A second prototype system was later developed to support image-based visual thesaurus browsing. Using the same 60 image features as input vector and the SOM categorization algorithm, we clustered similar image patterns (e.g. residential areas, vegetation, parking lots, farm lands, etc.) in a graphical two-dimensional display. Similar image patterns were grouped together in different regions of the (semantic map) display (e.g. vegetation patterns, highway patterns, housing development patterns.) Clicking on each representative image brought out another window that displayed other image patterns that were classified as similar. By mapping each image's coordinate to the GNIS gazetteer, we were able to suggest place information that matches the geographic location of each image, (e.g. San Andreas Rift for many image blocks.)
Abstracts of Published Papers
We present a general framework to support the modeling of digital documents and user queries in the context of digital libraries (DL's). The basis of the framework is a four-component model of a DL catalog involving a document modeling component, a query modeling component, a match component, and a catalog interoperability component. Meta-information in such a catalog provides models of library documents and facilitates efficient access to information represented in the documents. In particular, meta-information is conceptualized in terms of sets of relations between nominal representations of library documents and their properties, and sets of relations between document properties. The properties of the documents are modeled in meta-information in terms of a multiplicity of languages which vary between the catalog components and between catalogs. Each of the catalog components is modeled in terms of a set of formal systems related to the languages employed in the component. Using this framework, we discuss the two critical issues of catalog intraoperability and catalog interoperability. The framework provides a basis both for the rational design of meta-information and catalogs in DL contexts, and for an analysis and resolution of the intraoperability and interoperability issues. We provide examples of the issues discussed in terms of the Alexandria Digital Library.

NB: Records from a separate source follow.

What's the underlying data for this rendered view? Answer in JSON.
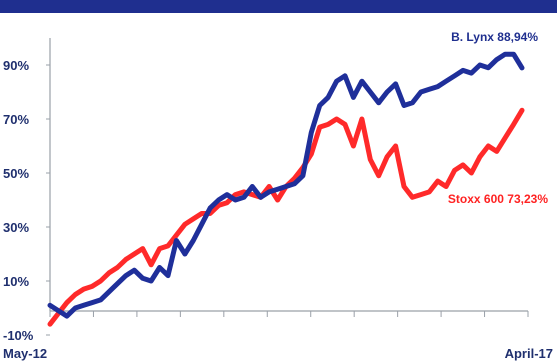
{
  "colors": {
    "header_bar": "#1f2f8f",
    "blue_series": "#1f2f9a",
    "red_series": "#ff2a2a",
    "axis": "#9aa0a8",
    "tick_text": "#1f2f6e"
  },
  "chart_data": {
    "type": "line",
    "title": "",
    "xlabel": "",
    "ylabel": "",
    "x_range_labels": [
      "May-12",
      "April-17"
    ],
    "y_ticks": [
      "90%",
      "70%",
      "50%",
      "30%",
      "10%",
      "-10%"
    ],
    "y_tick_values": [
      90,
      70,
      50,
      30,
      10,
      -10
    ],
    "ylim": [
      -10,
      100
    ],
    "grid": false,
    "series": [
      {
        "name": "B. Lynx",
        "end_label": "B. Lynx 88,94%",
        "color": "#1f2f9a",
        "values": [
          1,
          -1,
          -3,
          0,
          1,
          2,
          3,
          6,
          9,
          12,
          14,
          11,
          10,
          15,
          12,
          25,
          20,
          25,
          31,
          37,
          40,
          42,
          40,
          41,
          45,
          41,
          43,
          44,
          45,
          46,
          49,
          65,
          75,
          78,
          84,
          86,
          78,
          84,
          80,
          76,
          80,
          83,
          75,
          76,
          80,
          81,
          82,
          84,
          86,
          88,
          87,
          90,
          89,
          92,
          94,
          94,
          88.94
        ]
      },
      {
        "name": "Stoxx 600",
        "end_label": "Stoxx 600 73,23%",
        "color": "#ff2a2a",
        "values": [
          -6,
          -2,
          2,
          5,
          7,
          8,
          10,
          13,
          15,
          18,
          20,
          22,
          16,
          22,
          23,
          27,
          31,
          33,
          35,
          35,
          38,
          39,
          42,
          43,
          42,
          41,
          45,
          40,
          45,
          48,
          52,
          57,
          67,
          68,
          70,
          68,
          60,
          70,
          55,
          49,
          56,
          60,
          45,
          41,
          42,
          43,
          47,
          45,
          51,
          53,
          50,
          56,
          60,
          58,
          63,
          68,
          73.23
        ]
      }
    ]
  }
}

The goal of this essay is to suggest a framework for the design of the meta-information environments for DL's that takes advantage of digital technology and compensates for the loss of direct user-librarian interactions. We briefly examine the use of the terms ``metadata'' and ``meta-information''. We then employ a simple scenario of library use in order to characterize the meta-information environment of a TL. We generalize this characterization to the meta-information environment of libraries in general. The environment is modeled in terms of a set of high-level services which are, in turn, supported by sets of lower level services, some of which are provided by an extensible set of ``knowledge representation systems''. Finally, we examine the implications of this general characterization in terms of a design for the meta-information environment of a DL. In particular, we suggest a design that is implementable within a distributed object framework.